Tuesday, March 9, 2004

Keep Looking Up

Verena was such fun. The year she lived next door in Kabana, she and Shirley and I had high rubber boots so we could slosh up and down the hill between the front gate and our house. There were two seasons—one called “The Little Rainy Season”, and another called “The Big Rainy Season” when the skies opened and poured down for weeks. Magnificent lightning flashed across the sky, thunder rolled, and we imagined that furniture must have been moving overhead. Best of all was the constant heavy downpour of rain.

Our roof had been partially covered with corrugated sheets with thatch all around. Under this was a layer of “abojeta,” much like cheesecloth. This served to keep the thatch from falling on our heads, but would bulge and swell as the rain poured in. This called for as many pots and pans as we could find to catch the rain. Sometimes, it was possible to puncture an overhanging bulge, which was about to burst. Piercing the bulge with the sharp end of an umbrella prevented catastrophe. All this was made more challenging at night because we did not have electric lights. The rain flooded and paddled and made the mud road up the hill the perfect place to practice running in our knee high boots.

Sleeping with Shirley was painful for both of us and we decided a barbwire fence would help keep our sleeping “territories” safe.

One thing we all knew about my sister was that she would always wait until the split second before she had to go to the bathroom. The “two-holer” was some distance from the house. While we were in house there was the chamber pot, kept in the narrow room next to the bedroom where our family slept in two double beds. During one of our rainy seasons we were playing with Verena, whom we always called “Butzilie.” A large wardrobe had been built and placed in the one corner of the bedroom. There was a space above the wardrobe, and with the help of a stool placed on a chair, and Butzilie and myself holding all in place, we hoisted Shirley on top of the wardrobe.
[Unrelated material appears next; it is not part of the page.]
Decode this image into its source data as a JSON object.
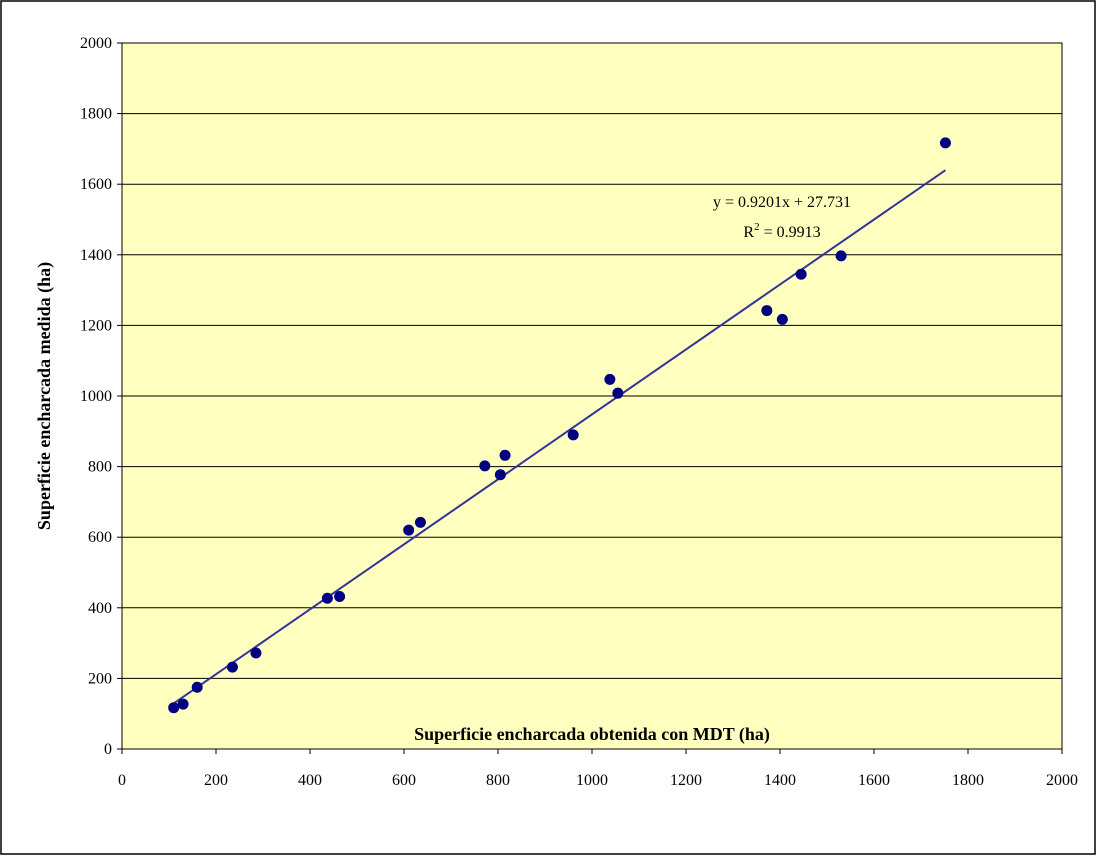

What fun! She could almost touch the “abojeta.” Suddenly Shirley started to dance. There was no way could she make it down in time; so Butzilie, always inventive, handed the chamber pot up. When my mother came into the bedroom, all she could see was Butzilie lying flat on her back. We were both laughing hysterically. When my Mother asked what was going on, Butzilie pointed upward and the whole situation was made even more hilarious when Shirley turning her back to us.

Shirley was destined for other high places. One day we were with Phyllis at the house next door that had a ten-inch wide cement shelf, such as might be placed over a fireplace. On this occasion, we decided that Shirley would be the perfect “Queen of Sheba.” She looked very elegant in her paper crown and a veil that was improvised from the curtain over the window; there she sat, a queen sit on the cement “throne”! Alas, the reign was short lived. The queen became tangled in her elegant “gown” and came tumbling down. It was lucky that, Phyllis’s father, Dr. Bergman, was available to stitch the Queen’s forehead. Once more, Shirley survived.